Tôt ce dimanche matin, des centaines d’avions japonais ont coulé ou endommagé 21 navires de guerre et détruit plus de 150 avions sur les aérodromes voisins ; plus de 2 000 Américains ont été tués.
Mais que savez-vous de l’attaque et de ses conséquences ? Comment l’attaque de Pearl Harbor a-t-elle affecté la Seconde Guerre mondiale ? Et Adolf Hitler a-t-il déclaré la guerre aux États-Unis le 11 décembre 1941 à la suite de Pearl Harbor ? Le professeur Evan Mawdsley partage ici 12 faits moins connus…

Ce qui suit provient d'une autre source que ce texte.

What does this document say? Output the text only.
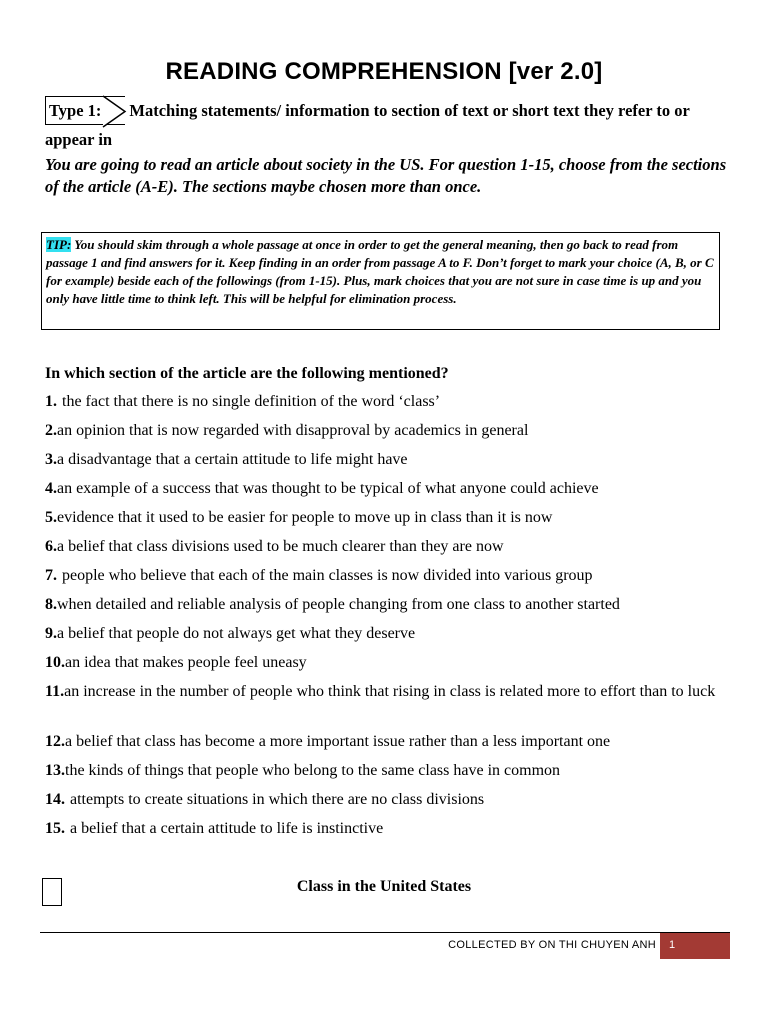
READING COMPREHENSION [ver 2.0]
Type 1: Matching statements/ information to section of text or short text they refer to or appear in
You are going to read an article about society in the US. For question 1-15, choose from the sections of the article (A-E). The sections maybe chosen more than once.
TIP: You should skim through a whole passage at once in order to get the general meaning, then go back to read from passage 1 and find answers for it. Keep finding in an order from passage A to F. Don’t forget to mark your choice (A, B, or C for example) beside each of the followings (from 1-15). Plus, mark choices that you are not sure in case time is up and you only have little time to think left. This will be helpful for elimination process.
In which section of the article are the following mentioned?
1. the fact that there is no single definition of the word ‘class’
2.an opinion that is now regarded with disapproval by academics in general
3.a disadvantage that a certain attitude to life might have
4.an example of a success that was thought to be typical of what anyone could achieve
5.evidence that it used to be easier for people to move up in class than it is now
6.a belief that class divisions used to be much clearer than they are now
7. people who believe that each of the main classes is now divided into various group
8.when detailed and reliable analysis of people changing from one class to another started
9.a belief that people do not always get what they deserve
10.an idea that makes people feel uneasy
11.an increase in the number of people who think that rising in class is related more to effort than to luck
12.a belief that class has become a more important issue rather than a less important one
13.the kinds of things that people who belong to the same class have in common
14. attempts to create situations in which there are no class divisions
15. a belief that a certain attitude to life is instinctive
Class in the United States
COLLECTED BY ON THI CHUYEN ANH	1
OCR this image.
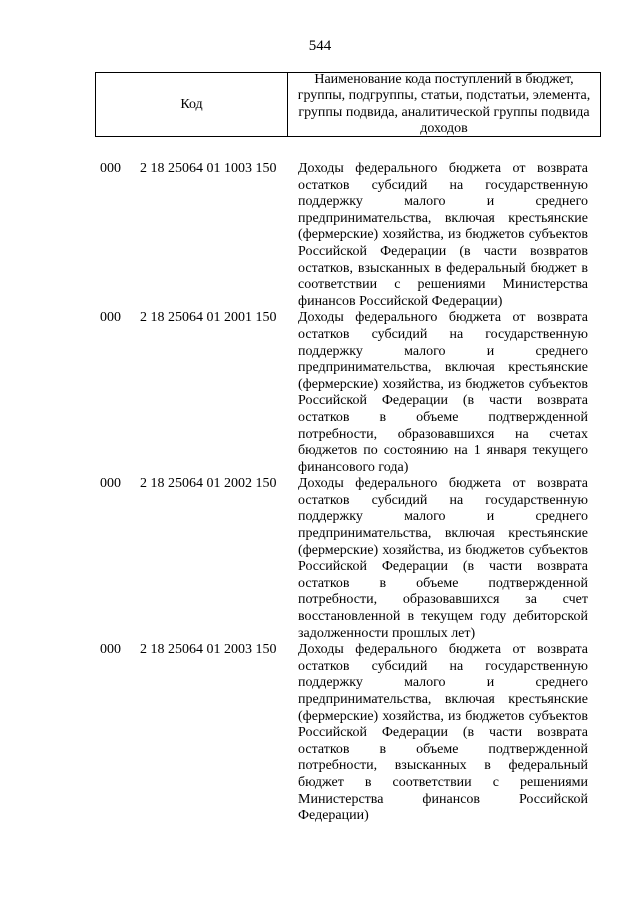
544
Код
Наименование кода поступлений в бюджет, группы, подгруппы, статьи, подстатьи, элемента, группы подвида, аналитической группы подвида доходов
000 2 18 25064 01 1003 150 Доходы федерального бюджета от возврата остатков субсидий на государственную поддержку малого и среднего предпринимательства, включая крестьянские (фермерские) хозяйства, из бюджетов субъектов Российской Федерации (в части возвратов остатков, взысканных в федеральный бюджет в соответствии с решениями Министерства финансов Российской Федерации)
000 2 18 25064 01 2001 150 Доходы федерального бюджета от возврата остатков субсидий на государственную поддержку малого и среднего предпринимательства, включая крестьянские (фермерские) хозяйства, из бюджетов субъектов Российской Федерации (в части возврата остатков в объеме подтвержденной потребности, образовавшихся на счетах бюджетов по состоянию на 1 января текущего финансового года)
000 2 18 25064 01 2002 150 Доходы федерального бюджета от возврата остатков субсидий на государственную поддержку малого и среднего предпринимательства, включая крестьянские (фермерские) хозяйства, из бюджетов субъектов Российской Федерации (в части возврата остатков в объеме подтвержденной потребности, образовавшихся за счет восстановленной в текущем году дебиторской задолженности прошлых лет)
000 2 18 25064 01 2003 150 Доходы федерального бюджета от возврата остатков субсидий на государственную поддержку малого и среднего предпринимательства, включая крестьянские (фермерские) хозяйства, из бюджетов субъектов Российской Федерации (в части возврата остатков в объеме подтвержденной потребности, взысканных в федеральный бюджет в соответствии с решениями Министерства финансов Российской Федерации)
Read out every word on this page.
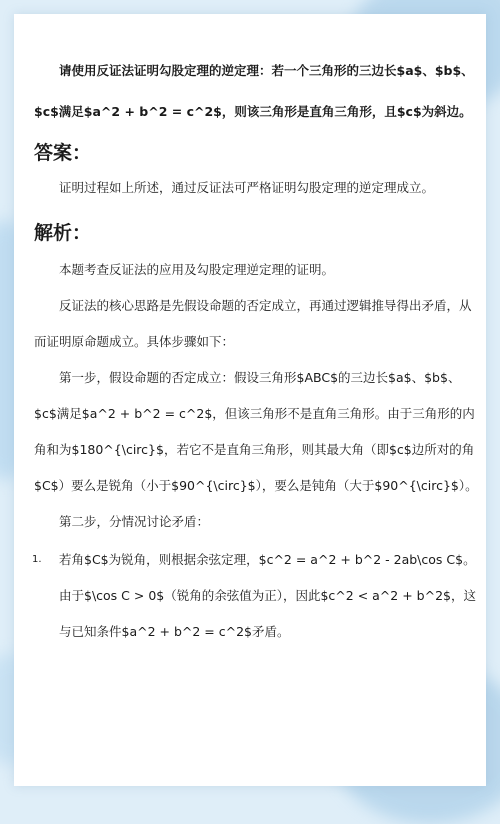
请使用反证法证明勾股定理的逆定理：若一个三角形的三边长$a$、$b$、$c$满足$a^2 + b^2 = c^2$，则该三角形是直角三角形，且$c$为斜边。
答案：

证明过程如上所述，通过反证法可严格证明勾股定理的逆定理成立。

解析：

本题考查反证法的应用及勾股定理逆定理的证明。

反证法的核心思路是先假设命题的否定成立，再通过逻辑推导得出矛盾，从而证明原命题成立。具体步骤如下：

第一步，假设命题的否定成立：假设三角形$ABC$的三边长$a$、$b$、$c$满足$a^2 + b^2 = c^2$，但该三角形不是直角三角形。由于三角形的内角和为$180^{\circ}$，若它不是直角三角形，则其最大角（即$c$边所对的角$C$）要么是锐角（小于$90^{\circ}$），要么是钝角（大于$90^{\circ}$）。

第二步，分情况讨论矛盾：

1. 若角$C$为锐角，则根据余弦定理，$c^2 = a^2 + b^2 - 2ab\cos C$。由于$\cos C > 0$（锐角的余弦值为正），因此$c^2 < a^2 + b^2$，这与已知条件$a^2 + b^2 = c^2$矛盾。
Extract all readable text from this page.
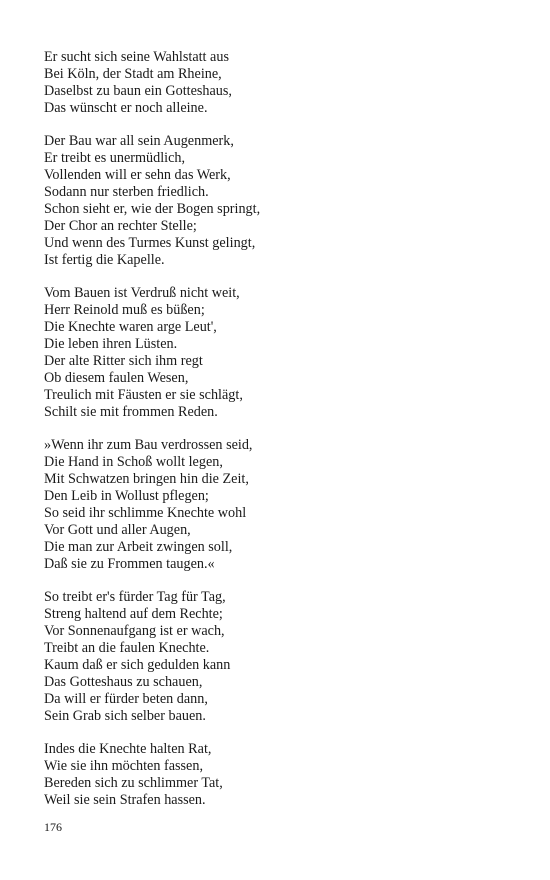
Er sucht sich seine Wahlstatt aus
Bei Köln, der Stadt am Rheine,
Daselbst zu baun ein Gotteshaus,
Das wünscht er noch alleine.
Der Bau war all sein Augenmerk,
Er treibt es unermüdlich,
Vollenden will er sehn das Werk,
Sodann nur sterben friedlich.
Schon sieht er, wie der Bogen springt,
Der Chor an rechter Stelle;
Und wenn des Turmes Kunst gelingt,
Ist fertig die Kapelle.
Vom Bauen ist Verdruß nicht weit,
Herr Reinold muß es büßen;
Die Knechte waren arge Leut',
Die leben ihren Lüsten.
Der alte Ritter sich ihm regt
Ob diesem faulen Wesen,
Treulich mit Fäusten er sie schlägt,
Schilt sie mit frommen Reden.
»Wenn ihr zum Bau verdrossen seid,
Die Hand in Schoß wollt legen,
Mit Schwatzen bringen hin die Zeit,
Den Leib in Wollust pflegen;
So seid ihr schlimme Knechte wohl
Vor Gott und aller Augen,
Die man zur Arbeit zwingen soll,
Daß sie zu Frommen taugen.«
So treibt er's fürder Tag für Tag,
Streng haltend auf dem Rechte;
Vor Sonnenaufgang ist er wach,
Treibt an die faulen Knechte.
Kaum daß er sich gedulden kann
Das Gotteshaus zu schauen,
Da will er fürder beten dann,
Sein Grab sich selber bauen.
Indes die Knechte halten Rat,
Wie sie ihn möchten fassen,
Bereden sich zu schlimmer Tat,
Weil sie sein Strafen hassen.
176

- Pearl Harbor n’était pas le début de la guerre du Pacifique
- Pearl Harbor n’était pas la réponse japonaise à la note de Hull
- L’opération Pearl Harbor était extrêmement difficile et risquée
- Des officiers supérieurs de la marine japonaise se sont opposés à une attaque complète de Pearl Harbor
- Les sous-marins japonais étaient censés jouer un rôle majeur dans l’attaque de Pearl Harbor
- Ni à Washington, ni à Londres, les dirigeants politiques et militaires n’ont été surpris par le déclenchement de la guerre avec le Japon
- L’absence de patrouille des approches de Pearl Harbor était en partie le résultat des plans de guerre offensifs américains
- L’attaque de Pearl Harbor n’a pas détruit la flotte américaine
- L’amiral Nagumo a pris la bonne décision en ne montant pas une troisième attaque sur Pearl Harbor
- Les commandants américains à Pearl Harbour n’étaient pas des boucs émissaires
- La déclaration de guerre d’Hitler aux États-Unis le 11 décembre n’était pas le résultat de Pearl Harbor
- Pour le Japon, Pearl Harbor fut à la fois un succès et un échec
Pearl Harbor n’était pas le début de la guerre du Pacifique
Les forces japonaises ont débarqué dans le nord de la Malaisie, alors colonie britannique, quelques heures avant l’attaque de Pearl Harbor ; pendant ce temps, une force japonaise plus importante débarquait au large de la Thaïlande neutre. Ce que les Japonais appellent l’opération hawaïenne est une attaque de soutien ; le coup principal est l’opération sud, dirigée contre la Malaisie, les Philippines et les Indes orientales néerlandaises. Et le Japon était déjà engagé dans une guerre totale contre la Chine depuis quatre ans et demi.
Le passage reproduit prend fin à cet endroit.